Quelques jours après leur arrivée à Fort McMurray, en Alberta, plusieurs d’entre eux se sont révoltés contre leurs conditions de travail, notant une importante disparité salariale avec leurs collègues canadiens et déplorant des écarts entre ce qui leur avait été promis et la réalité sur le terrain. Ils ont fait la grève et sont repartis pour l’Afrique du Sud.

Trevor Abrahams dit qu’il s’agissait là d’un terrible « malentendu ». Il affirme que ses pompiers sont aujourd’hui payés autant que leurs vis-à-vis canadiens. C’est la moindre des choses !

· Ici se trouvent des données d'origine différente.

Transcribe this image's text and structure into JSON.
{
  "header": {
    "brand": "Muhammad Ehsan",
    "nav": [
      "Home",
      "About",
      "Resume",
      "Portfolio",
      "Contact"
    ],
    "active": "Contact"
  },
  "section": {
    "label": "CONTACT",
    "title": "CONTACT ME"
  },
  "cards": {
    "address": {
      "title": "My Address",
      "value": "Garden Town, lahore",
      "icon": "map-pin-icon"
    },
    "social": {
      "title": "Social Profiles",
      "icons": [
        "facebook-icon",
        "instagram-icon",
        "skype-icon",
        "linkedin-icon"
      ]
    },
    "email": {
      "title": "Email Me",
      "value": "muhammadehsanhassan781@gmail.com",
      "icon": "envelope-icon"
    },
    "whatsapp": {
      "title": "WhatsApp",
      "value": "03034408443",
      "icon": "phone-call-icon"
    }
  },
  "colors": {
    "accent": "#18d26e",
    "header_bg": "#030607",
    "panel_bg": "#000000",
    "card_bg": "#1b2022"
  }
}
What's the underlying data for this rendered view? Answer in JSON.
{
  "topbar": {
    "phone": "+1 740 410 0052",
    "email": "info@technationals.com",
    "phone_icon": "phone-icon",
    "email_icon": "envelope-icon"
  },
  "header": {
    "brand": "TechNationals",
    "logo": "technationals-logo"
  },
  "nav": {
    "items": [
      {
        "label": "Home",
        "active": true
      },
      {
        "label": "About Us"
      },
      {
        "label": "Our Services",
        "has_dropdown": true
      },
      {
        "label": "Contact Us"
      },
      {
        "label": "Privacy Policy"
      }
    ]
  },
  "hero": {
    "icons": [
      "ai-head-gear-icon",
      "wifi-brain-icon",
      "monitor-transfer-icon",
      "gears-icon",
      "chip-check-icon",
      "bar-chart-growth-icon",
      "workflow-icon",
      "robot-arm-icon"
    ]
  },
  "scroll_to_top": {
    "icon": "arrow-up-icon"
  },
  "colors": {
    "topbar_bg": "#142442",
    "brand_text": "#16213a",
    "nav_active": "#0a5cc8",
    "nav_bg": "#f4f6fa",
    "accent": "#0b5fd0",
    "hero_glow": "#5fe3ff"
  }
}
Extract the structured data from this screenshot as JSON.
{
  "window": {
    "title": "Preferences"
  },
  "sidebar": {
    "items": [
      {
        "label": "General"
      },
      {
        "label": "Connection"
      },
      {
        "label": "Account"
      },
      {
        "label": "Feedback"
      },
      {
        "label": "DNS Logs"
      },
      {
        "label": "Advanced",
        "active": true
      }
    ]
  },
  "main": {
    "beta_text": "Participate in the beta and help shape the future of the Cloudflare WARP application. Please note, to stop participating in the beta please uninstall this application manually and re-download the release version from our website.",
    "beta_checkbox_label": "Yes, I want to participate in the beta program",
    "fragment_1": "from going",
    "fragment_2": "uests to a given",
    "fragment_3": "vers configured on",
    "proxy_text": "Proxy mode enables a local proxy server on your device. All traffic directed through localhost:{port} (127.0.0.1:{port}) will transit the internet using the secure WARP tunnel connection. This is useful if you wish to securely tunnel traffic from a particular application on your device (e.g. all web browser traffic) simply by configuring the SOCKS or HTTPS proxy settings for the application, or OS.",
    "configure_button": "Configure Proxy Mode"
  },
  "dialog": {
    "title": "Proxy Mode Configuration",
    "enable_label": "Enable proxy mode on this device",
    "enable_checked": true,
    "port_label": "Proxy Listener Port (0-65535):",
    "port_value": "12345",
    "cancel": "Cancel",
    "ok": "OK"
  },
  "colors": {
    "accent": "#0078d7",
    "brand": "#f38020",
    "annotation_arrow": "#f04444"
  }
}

Surtout que les écarts salariaux sont gigantesques entre les deux pays. Si en moyenne les pompiers d’Alberta sont payés 45,31 $ de l’heure, selon des sites internet compilant les moyennes de salaires, ceux d’Afrique du Sud reçoivent en moyenne 7 $ de l’heure, selon les mêmes sources. Une comparaison imparfaite, mais donnant un ordre de grandeur fort éloquent.

Dans une vidéo mise en ligne cette semaine par Working on Fire, une des pompières déployées au Canada, Nosipho Mpande, originaire du Cap-Occidental, explique qu’elle donnera tout ce qu’elle a pour aider le Canada, mais qu’elle veut aussi rendre sa famille fière. Elle compte réparer sa maison en rentrant chez elle grâce au salaire plus élevé qu’elle recevra pendant son séjour.

Si c’est ce genre d’échange mutuellement bénéfique que permet cette collaboration canado-sud-africaine, ça donne envie d’aller chanter pour encourager tous les braves qui sont au front pour venir à bout de ces terribles incendies qui nous consument.